Hi, Working on a smooth transformation between human and werewolf and its working but isn’t as smooth as I’d like.
I’m lerping every vertex from human to werewolf vertex which is working perfectly. The issue is that I don’t know how to lerp the triangles in order for it to look smooth, at the moment I am just switching from the human triangles to the werewolf triangles which is a cheap workaround that gives me a blurry mess in the middle of the transformation rather than what I want which is a half werewolf half man creature.
Any ideas?
(May be useful to know: they have different skeletons and need it to work for animations)
[USER=“3140864”]MostHost LA[/USER] Thanks for your reply, I’ve started taking a look into this and am wondering if I’d need the same number of vertices on both the human mesh and werewolf mesh? I could definitely make the skeleton the same as long as the skeleton is dynamic and bones can get longer for example. Is that possible? Thanks again!
Bones can deform at runtime, the mesh has to have the same number of vertex to go from a to b.
thing is, if you need to add fur you can just add it as an additional mesh.
same thing with sectioning off the human parts, you can make them modular and include more verticis inside that aren’t visible when human. For instance. Its just a heck of a lengthy process to do it since you can’t just sculpt, you have to take what you have and modify it to taste without additions/subtraction of vertex.
I would focus on transforming a forearm first with 3 shape keys, one for nails, one for musculature, one for fingers. So you can activate them at different times and get some cool effects.

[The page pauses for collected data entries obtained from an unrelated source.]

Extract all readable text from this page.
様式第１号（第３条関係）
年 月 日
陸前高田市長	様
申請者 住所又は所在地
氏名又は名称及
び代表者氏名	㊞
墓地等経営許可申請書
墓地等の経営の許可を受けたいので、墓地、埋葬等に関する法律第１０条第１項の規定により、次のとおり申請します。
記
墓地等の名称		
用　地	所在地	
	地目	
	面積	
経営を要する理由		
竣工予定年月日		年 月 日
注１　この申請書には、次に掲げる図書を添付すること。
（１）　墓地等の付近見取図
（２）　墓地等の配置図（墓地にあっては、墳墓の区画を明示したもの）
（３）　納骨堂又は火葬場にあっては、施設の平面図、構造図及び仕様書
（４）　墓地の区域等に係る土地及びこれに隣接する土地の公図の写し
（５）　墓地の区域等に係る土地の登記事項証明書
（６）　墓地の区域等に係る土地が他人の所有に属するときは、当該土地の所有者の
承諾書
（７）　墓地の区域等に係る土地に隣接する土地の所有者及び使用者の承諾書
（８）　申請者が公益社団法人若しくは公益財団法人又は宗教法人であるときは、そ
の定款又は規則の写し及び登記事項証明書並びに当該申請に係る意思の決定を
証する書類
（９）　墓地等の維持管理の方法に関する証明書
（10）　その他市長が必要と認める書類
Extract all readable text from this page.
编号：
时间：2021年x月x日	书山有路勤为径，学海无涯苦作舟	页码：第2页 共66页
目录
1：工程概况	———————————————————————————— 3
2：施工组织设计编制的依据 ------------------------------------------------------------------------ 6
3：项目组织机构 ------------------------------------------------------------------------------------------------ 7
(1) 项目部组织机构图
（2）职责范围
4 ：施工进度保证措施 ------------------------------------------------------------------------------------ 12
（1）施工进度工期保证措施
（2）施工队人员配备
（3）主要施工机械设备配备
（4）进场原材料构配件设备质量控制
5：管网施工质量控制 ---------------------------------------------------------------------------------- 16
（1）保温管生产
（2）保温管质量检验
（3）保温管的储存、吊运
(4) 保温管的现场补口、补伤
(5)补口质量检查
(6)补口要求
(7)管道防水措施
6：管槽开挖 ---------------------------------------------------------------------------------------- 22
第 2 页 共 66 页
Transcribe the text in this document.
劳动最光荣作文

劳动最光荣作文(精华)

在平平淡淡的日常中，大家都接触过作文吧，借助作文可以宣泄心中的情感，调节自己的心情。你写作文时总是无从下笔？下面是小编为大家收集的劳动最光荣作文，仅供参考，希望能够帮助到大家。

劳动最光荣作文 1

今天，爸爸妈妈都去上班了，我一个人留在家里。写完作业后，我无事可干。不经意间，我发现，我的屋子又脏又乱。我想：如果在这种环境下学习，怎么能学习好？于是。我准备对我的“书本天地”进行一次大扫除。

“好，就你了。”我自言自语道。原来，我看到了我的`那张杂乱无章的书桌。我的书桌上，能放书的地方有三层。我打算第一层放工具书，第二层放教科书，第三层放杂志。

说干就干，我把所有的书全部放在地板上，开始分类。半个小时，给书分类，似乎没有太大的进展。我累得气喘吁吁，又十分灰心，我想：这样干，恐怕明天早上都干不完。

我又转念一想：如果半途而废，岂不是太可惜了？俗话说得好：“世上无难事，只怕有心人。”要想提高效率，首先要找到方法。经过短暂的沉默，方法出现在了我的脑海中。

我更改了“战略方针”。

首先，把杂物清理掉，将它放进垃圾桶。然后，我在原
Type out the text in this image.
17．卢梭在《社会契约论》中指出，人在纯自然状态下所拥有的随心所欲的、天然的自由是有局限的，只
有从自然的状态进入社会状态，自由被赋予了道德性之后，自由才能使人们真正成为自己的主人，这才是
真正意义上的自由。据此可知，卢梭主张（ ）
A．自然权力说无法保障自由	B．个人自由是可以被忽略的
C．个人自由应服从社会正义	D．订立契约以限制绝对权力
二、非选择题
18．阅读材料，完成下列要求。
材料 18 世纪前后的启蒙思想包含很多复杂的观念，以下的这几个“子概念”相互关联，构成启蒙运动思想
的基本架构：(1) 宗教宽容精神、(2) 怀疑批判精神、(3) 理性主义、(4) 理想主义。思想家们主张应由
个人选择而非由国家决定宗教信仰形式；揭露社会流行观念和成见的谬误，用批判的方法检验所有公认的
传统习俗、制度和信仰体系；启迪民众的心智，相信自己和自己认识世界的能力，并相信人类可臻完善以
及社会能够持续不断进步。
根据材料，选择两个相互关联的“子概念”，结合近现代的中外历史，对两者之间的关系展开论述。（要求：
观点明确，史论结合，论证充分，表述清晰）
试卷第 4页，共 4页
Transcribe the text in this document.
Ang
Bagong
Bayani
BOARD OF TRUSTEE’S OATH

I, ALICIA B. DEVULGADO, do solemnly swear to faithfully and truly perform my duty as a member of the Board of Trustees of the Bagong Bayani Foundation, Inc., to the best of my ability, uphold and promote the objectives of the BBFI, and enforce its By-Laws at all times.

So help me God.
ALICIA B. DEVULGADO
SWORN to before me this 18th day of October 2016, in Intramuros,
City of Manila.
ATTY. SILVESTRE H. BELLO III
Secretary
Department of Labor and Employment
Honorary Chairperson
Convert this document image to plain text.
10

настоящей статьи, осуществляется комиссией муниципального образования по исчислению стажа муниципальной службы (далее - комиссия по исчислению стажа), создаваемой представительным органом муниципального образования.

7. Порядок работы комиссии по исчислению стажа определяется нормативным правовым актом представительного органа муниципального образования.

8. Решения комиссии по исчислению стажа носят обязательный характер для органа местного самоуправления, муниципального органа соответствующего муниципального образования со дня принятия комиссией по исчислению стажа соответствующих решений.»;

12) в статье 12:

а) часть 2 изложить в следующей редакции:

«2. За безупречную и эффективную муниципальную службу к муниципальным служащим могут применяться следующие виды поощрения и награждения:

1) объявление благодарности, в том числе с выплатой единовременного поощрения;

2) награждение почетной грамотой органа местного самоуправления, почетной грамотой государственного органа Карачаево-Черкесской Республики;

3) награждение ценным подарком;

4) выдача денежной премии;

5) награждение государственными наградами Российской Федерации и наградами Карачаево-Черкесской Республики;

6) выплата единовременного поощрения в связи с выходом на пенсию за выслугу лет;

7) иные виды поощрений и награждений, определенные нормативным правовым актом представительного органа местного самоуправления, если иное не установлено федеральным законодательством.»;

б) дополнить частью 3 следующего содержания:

Also, UVs don’t change, keep that in mind. You won’t be able to have the transformed version use a different UV layout. Different texture, overt time, thats possible. But you need to build so that the geo looks good in both states with proper texel density, so I would unwrap the transformed version… and have the human texture be smeared/stretched.
You don’t mention if you are trying to do this in UE4 or using some kind of 3D app so as an idea seed this is how I would go about it using 3ds Max
First you need a master and it’s target. For the master we can use a rigged human and for the target the werewolf which was built off the human so it’s a valid target. Next we want the legs to be human and the torso to be werewolf.
Select the rigged human model and drop down the stack and add a morph modifier and select the werewolf as the target. When set to 100% the human should now transform to the werewolf.
To set it so that only the the torso morphs drop down further in the stack to the edit poly modifier and select the vertices that you want to morph, could be the other way around it’s been a while, and jump back up to the morph modifier and set it to 100% and you human torso should now morph to a werewolf torso leaving the selection alone.
To do a Werewolf in London type of transformation clone your human master with the morph set to 100% and make that a new target and jump back and forth between the master human and the base werewolf target making individual selection until the morpher has a full set of animated transforms and animate from human to werewolf and export to UE4 using the Alembic geometry cache exporter.
[USER=“3140864”]MostHost LA[/USER] Thanks again for your reply. Really going to struggle to keep vertices the same. I should have said that I’m only worried about shape as I already have a glow effect that will be constant during the entire transformation.
Transformation process:
Human starts to glow more and more
Glow is constant and Human gradually changes shape into Werewolf
Glow comes off Werewolf.
Trying to think of ideas to avoid vertices issue:
-I’m currently setting vertices max limit in LOD level to keep vertices the same but that won’t work for the new way that we are suggesting I imagine.
-Could set up 2 meshes just for transforming in Step 2 above, so a human mesh 2 that is almost identical to normal human mesh and same for werewolf. But the difference is that the human mesh 2 and Werewolf mesh 2 have same number of vertices?
If it doesn’t need to be perfect you could use something like the Blender shrink-wrap modifier to transform the warewolf model into the human model without changing the actual number of verticis.
Since you don’t need the material to actually work / the UV map doesn’t really matter too much with glowing effects, this would probably work OK.
The process would be to set up a shape key, add the modifier, and apply it with the key value maxed out.
At that point moving the slider should affect the transform.